Good news for those who have been eyeing Tesla’s new Solar Roof – the company just announced pricing for its photovoltaic tiles, and they come in at just $21.85 per square foot. That’s nearly 20 percent cheaper than a normal roof once you factor in the energy savings and tax credits.
Tesla’s sought-after Solar Roof tiles are made of glass layered over a photovoltaic substrate, and they serve as a replacement for traditional roofing materials. This ensures they look like the “real thing” from the ground – even though they accomplish much more than a standard roof.
So far, Tesla has two styles available for pre-order: a textured black glass tile and a smooth grey tile. The tuscan and slate tiles will be available for installation in early 2018. According to the company, installing a Solar Roof takes between five and seven days – and Tesla manages the entire process itself.
The fact that the Solar Roof tiles are so economical is applaudable, considering that Consumer Reportspredicted back in November that the tiles would need to cost under $24.50 per square foot to compete with traditional roofing materials. Tesla accomplished this — and went one step further. Now, the company is offering an infinite warranty for the tiles. “We offer the best warranty in the industry—the lifetime of your house, or infinity, whichever comes first,” a Tesla representative told Inverse. Consumer Reports based their cost numbers assuming 30 years worth of electricity savings. They didn’t factor in local or government rebates or incentives, so the deal gets even sweeter when you add those in.

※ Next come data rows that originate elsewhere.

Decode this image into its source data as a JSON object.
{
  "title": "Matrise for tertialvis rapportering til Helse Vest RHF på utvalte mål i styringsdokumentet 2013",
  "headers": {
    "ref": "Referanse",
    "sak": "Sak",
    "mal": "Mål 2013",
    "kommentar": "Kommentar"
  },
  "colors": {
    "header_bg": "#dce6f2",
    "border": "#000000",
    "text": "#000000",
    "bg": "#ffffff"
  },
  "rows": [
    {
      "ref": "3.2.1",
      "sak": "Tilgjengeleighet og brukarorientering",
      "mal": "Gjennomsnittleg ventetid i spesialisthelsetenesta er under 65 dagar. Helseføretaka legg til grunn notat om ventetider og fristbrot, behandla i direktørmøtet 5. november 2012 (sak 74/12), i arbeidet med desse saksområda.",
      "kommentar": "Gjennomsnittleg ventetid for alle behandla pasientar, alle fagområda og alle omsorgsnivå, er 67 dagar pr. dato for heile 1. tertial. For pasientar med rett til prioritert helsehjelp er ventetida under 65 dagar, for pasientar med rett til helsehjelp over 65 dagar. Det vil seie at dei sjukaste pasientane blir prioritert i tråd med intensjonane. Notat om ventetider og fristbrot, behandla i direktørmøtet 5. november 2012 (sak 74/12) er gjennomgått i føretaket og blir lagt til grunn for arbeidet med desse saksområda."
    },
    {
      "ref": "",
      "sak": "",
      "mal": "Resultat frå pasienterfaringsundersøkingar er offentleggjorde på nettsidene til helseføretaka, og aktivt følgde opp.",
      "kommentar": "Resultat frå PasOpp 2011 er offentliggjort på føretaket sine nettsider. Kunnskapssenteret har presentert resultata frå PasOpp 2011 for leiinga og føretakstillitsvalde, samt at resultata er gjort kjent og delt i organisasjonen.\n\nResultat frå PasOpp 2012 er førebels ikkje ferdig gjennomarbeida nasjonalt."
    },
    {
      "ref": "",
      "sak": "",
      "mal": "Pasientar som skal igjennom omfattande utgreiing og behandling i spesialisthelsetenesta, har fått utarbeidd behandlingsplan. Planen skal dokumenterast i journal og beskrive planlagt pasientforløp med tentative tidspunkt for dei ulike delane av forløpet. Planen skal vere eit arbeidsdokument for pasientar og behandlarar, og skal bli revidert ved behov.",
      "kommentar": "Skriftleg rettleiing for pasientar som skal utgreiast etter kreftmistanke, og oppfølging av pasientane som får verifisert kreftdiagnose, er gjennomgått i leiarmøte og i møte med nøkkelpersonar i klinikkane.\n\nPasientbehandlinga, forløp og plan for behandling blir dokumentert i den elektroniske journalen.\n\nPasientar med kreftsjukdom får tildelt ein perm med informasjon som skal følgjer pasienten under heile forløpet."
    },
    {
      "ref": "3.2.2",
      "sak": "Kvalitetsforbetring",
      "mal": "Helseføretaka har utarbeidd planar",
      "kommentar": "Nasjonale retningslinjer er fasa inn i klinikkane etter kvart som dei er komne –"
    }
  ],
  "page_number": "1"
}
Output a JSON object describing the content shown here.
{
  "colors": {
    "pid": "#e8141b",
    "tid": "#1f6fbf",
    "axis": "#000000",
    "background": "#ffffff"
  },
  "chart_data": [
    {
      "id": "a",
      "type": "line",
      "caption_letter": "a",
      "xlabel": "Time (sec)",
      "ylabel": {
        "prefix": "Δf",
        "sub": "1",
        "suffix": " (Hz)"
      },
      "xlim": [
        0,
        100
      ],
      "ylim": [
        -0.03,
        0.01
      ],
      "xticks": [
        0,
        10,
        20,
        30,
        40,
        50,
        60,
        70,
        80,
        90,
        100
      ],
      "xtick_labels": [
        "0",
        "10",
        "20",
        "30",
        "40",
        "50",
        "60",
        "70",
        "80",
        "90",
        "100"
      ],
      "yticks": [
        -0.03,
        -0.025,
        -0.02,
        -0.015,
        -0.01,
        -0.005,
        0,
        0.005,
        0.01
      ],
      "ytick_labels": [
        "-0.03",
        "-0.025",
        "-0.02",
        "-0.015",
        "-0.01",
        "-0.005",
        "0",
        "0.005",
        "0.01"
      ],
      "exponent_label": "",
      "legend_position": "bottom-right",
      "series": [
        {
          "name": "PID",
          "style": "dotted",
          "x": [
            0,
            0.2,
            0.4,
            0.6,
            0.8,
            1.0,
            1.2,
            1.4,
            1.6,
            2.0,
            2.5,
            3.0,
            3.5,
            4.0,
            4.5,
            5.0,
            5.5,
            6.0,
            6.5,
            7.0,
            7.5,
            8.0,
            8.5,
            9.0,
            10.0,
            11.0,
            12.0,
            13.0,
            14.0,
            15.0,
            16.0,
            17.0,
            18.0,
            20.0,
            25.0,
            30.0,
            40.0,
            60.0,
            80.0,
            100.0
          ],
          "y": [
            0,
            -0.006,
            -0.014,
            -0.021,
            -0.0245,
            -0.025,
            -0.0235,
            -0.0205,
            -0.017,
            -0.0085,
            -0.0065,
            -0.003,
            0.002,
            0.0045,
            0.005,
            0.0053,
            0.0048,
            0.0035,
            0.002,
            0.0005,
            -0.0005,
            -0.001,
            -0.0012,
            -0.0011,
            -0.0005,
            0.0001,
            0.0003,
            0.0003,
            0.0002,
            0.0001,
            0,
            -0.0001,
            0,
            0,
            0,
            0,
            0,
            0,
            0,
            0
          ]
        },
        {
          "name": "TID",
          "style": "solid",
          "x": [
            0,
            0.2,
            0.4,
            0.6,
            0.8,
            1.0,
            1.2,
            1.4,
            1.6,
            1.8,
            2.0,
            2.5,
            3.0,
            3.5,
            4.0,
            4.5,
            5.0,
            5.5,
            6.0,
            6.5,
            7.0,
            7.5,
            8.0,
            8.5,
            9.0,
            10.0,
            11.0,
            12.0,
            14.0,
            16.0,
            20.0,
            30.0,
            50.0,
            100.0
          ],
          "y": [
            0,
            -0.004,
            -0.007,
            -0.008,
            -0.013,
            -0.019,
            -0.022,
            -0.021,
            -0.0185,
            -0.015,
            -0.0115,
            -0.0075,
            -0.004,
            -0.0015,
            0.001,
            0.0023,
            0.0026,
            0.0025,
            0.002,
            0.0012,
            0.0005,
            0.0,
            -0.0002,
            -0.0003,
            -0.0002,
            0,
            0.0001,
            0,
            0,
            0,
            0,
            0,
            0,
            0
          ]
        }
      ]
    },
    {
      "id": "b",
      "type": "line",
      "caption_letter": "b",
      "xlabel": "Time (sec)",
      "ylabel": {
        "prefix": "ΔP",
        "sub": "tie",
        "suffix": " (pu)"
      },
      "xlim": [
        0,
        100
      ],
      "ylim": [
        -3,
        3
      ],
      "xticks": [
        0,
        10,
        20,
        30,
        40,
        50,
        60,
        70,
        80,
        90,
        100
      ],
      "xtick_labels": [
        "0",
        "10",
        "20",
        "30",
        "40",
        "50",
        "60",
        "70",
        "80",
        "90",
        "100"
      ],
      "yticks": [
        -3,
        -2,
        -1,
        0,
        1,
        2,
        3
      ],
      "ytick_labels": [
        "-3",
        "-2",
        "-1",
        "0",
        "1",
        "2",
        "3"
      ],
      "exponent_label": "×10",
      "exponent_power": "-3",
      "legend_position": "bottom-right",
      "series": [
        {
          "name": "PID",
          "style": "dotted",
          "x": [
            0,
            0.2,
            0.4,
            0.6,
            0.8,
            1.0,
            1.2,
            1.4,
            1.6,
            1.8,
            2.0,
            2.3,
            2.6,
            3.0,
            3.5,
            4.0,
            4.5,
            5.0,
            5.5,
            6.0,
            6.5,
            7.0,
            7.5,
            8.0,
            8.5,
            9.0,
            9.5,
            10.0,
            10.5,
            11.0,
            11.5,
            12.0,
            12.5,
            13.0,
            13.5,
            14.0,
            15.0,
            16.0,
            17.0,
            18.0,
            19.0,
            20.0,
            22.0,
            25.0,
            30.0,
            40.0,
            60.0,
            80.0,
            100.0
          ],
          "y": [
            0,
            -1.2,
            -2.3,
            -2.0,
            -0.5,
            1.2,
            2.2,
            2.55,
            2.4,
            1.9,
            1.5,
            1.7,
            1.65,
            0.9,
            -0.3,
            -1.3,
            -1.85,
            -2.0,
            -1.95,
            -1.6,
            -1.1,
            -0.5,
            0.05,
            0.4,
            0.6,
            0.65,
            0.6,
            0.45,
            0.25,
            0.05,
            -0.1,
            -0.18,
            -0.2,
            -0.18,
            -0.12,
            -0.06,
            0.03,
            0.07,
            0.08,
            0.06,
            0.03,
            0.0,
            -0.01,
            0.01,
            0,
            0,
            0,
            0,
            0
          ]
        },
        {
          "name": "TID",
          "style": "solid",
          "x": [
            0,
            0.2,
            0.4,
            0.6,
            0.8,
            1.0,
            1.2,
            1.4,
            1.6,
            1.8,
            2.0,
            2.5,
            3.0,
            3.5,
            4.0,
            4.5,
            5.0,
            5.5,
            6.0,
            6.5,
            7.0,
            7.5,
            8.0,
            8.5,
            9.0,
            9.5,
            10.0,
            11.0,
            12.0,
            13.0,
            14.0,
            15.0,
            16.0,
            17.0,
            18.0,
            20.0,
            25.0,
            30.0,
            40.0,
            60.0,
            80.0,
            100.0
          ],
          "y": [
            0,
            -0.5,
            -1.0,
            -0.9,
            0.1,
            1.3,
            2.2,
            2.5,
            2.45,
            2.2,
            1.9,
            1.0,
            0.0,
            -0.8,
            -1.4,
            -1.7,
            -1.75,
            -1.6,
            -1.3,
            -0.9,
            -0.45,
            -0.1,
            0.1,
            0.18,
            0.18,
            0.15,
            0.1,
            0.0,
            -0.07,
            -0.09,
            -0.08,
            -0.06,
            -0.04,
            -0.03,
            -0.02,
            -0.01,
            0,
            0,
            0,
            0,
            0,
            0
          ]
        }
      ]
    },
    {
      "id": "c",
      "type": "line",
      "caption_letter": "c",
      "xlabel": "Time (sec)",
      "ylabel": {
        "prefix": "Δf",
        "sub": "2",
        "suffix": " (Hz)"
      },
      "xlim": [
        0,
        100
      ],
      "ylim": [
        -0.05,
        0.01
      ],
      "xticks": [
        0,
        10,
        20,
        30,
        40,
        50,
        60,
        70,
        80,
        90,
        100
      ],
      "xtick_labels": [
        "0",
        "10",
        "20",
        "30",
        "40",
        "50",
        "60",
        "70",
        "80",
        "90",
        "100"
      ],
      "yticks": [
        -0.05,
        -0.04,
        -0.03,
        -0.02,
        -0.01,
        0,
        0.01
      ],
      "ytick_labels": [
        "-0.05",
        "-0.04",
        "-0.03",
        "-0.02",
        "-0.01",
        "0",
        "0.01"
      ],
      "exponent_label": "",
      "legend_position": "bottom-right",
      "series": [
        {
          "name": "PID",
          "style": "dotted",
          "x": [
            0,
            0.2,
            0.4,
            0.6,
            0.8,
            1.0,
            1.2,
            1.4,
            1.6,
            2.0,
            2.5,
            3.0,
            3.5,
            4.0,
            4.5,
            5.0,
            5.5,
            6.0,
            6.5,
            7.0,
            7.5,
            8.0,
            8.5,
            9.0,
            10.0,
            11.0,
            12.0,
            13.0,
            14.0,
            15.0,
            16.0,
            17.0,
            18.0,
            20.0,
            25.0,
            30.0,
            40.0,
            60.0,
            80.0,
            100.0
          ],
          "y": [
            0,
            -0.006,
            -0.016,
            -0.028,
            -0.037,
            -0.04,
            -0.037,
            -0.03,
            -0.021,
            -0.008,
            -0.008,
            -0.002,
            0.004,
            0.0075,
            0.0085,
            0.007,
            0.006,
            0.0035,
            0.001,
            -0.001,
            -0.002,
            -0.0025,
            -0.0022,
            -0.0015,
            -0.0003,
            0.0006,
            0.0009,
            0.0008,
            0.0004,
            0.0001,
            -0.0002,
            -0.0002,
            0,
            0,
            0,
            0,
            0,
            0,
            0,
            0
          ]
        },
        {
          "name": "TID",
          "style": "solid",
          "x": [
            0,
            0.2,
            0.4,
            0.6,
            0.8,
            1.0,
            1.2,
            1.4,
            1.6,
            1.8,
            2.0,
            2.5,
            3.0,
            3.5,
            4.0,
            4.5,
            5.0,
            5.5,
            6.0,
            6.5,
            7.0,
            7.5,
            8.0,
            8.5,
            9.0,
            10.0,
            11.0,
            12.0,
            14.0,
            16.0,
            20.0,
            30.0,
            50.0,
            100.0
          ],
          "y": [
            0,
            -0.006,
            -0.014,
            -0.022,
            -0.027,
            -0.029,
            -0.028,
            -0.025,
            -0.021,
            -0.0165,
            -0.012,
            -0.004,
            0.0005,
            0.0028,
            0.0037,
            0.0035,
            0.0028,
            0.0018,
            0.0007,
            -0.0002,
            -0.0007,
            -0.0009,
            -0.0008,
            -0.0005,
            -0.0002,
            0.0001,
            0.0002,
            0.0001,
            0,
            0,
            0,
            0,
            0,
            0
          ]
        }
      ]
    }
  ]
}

An additional benefit of the Tesla Solar Roof is that it is touted to be stronger than a traditional roof. In areas where thunderstorms and high winds are rampant, a sturdier abode makes all the difference.
Fortunate consumers who purchase the Solar Roof will also receive the forthcoming Powerwall 2.0, which is a battery storage device with a built-in inverter. It connects to your home’s electrical system, enabling a house to go 100 percent off-the-grid. Though it costs an extra $6,500, the long-term savings are estimated to add up to thousands of dollars.